So, I have been asked about how I have managed to lose 250 pounds in 15 months. Here's a hint. There's no real secret to it. This diary was originally posted as a response to some diaries touting one eating lifestyle over another--"paleolithic diet" vs "vegan" vs whatever. These are my own thoughts on diet, and how it has helped me.
All I have to offer on this subject is what I've learned on my weight loss journey. My doctor is a specialist in medical (non-surgical) weight loss. Part of the program includes nutritional education.
I will share what I have learned in my nutritional education sessions in her clinic after the obligatory food fight video.
So. On with the diary.
Now, I must have a disclaimer here. Each person's nutritional and medical needs are different, and therefore may require a different dietary program. I am offering her a very general overview.
The biggest secret(s) are BALANCE and MODERATION.
The first thing I learned is that PROTEIN is the basis for a good diet. After all, it provides the "building blocks" we need to live. In addition, it provides for better body composition, and contributes to feeling "fuller"--meaning one needs less to eat.
Second, I learned that starch is sugar. And avoiding sugar is key if managing your blood sugar is important (as it should be for everyone). I also learned that you can find carbohydrates in four groups: Starches, vegetables, fruits, and dairy. Yes, dairy. Lactose, after all, is a sugar (as suggested by the -ose suffix). However, things like cheese, yogurt, and sour cream are not considered sources of carbohydrates. The reason? Much of the sugar (lactose) has been consumed by the bacteria used to make those products. I also learned that you can "take away" carbs from the "total carbohydrate" line in the nutritional information. You are allowed to subtract fiber and sugar alcohol from the total. Carbohydrates are, of course, used for energy. The sugar burns and creates the energy we need to move around. In our sedentary lives, therefore, we are needing fewer and fewer carbs to get by.
Third, I learned about the incredibly huge amounts of calories in fat. While proteins and carbohydrates only have between 4-5 calories per gram, fat has 9 calories per gram. And fat is found in unlikely places. Avocados are considered a fat--1/8 of an avocado has about 5 grams of fat. Nuts are the same way.
Finally, I have learned about BALANCE. It's balance first and foremost that is the key to nutrition. For example, here is the typical meal I eat for lunch and dinner:
Starch (potato, grain, pasta, etc)--15g--75 calories
So what does this translate to?
6 oz of meat (preferably very lean to lean)
3-4 oz baked/roasted potato--1/2 cup cooked pasta--1/3 cup rice/barley/grain --3/4 cup sweet potato/winter squash--1/2 cup corn
1 cup cooked--2 cups raw non starchy vegetable
And the fat includes the fat found in the products--most notably the protein.
Total calories=about 470-500.
Now this has been designed for me. I don't have fruit or dairy because while I have reversed my diagnosis of Type 2, I still need to watch my blood sugar by limiting carbohydrates. Others may also require smaller amounts of protein and starches. My sister, for instance, is much smaller than me, but she does a lot of running and athletic stuff (usually 5k races and mini triathlons) so she can "carb-load" occasionally without it affecting her weight. The key is to BALANCE everything.

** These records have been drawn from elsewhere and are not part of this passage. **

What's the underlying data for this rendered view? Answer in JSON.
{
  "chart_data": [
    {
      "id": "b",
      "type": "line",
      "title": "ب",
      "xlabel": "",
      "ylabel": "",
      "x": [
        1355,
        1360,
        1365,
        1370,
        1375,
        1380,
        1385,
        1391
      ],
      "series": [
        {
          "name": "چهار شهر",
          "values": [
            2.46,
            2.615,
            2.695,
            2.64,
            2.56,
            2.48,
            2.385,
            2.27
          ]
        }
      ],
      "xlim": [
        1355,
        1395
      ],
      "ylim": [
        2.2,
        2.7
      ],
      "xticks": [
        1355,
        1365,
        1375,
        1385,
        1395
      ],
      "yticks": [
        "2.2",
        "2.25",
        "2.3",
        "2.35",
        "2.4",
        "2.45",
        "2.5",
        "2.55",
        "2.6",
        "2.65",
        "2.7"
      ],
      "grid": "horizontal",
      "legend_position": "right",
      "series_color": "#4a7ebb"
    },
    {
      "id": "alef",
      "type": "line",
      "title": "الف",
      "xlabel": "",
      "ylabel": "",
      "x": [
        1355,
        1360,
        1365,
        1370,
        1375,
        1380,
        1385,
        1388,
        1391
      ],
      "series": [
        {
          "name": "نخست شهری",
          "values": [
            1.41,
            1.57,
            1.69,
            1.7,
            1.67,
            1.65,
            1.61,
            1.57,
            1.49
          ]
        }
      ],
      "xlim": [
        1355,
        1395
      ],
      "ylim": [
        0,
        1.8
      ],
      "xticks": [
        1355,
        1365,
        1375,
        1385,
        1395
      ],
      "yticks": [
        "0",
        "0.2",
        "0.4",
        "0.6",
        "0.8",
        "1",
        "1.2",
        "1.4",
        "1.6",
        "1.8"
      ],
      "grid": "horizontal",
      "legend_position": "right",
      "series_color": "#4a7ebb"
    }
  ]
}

And of course, ALWAYS read labels for nutritional information. For instance, a product may be labeled as "fat free" but when you take out the fat, you replace it with something else--usually carbohydrates. For example, sugar free candy (including chocolate) is remarkably low in net carbs because sugar alcohol is used. But it's usually very high in fat.
Finally, I (being a semi-foodie type) try to use fresh ingredients whenever possible. That allows me to have control over exactly what I'm putting into my body. This is especially important when considering things like sodium.
As I have learned, maintaining a diet like this requires a lot of math, especially when starting out on such a program. Here are some websites to help craft your own dietary program:
This has all the nutritional information you will ever need on any ingredient. It provides information for any size, raw or cooked, and on many processed products as well.
A food exchange system is a good way to get a general feel for how much of a particular item you can have in a serving. These are most commonly found in diabetic health plans, but this is information everyone should know. In my sample diet listed above, I got much of the information from my food exchange system.
So that's my food diary. My final thoughts on this whole thing basically are that no matter what you choose to eat, balance, moderation, and nutrition are and always have been the key to being healthy and keeping a good weight.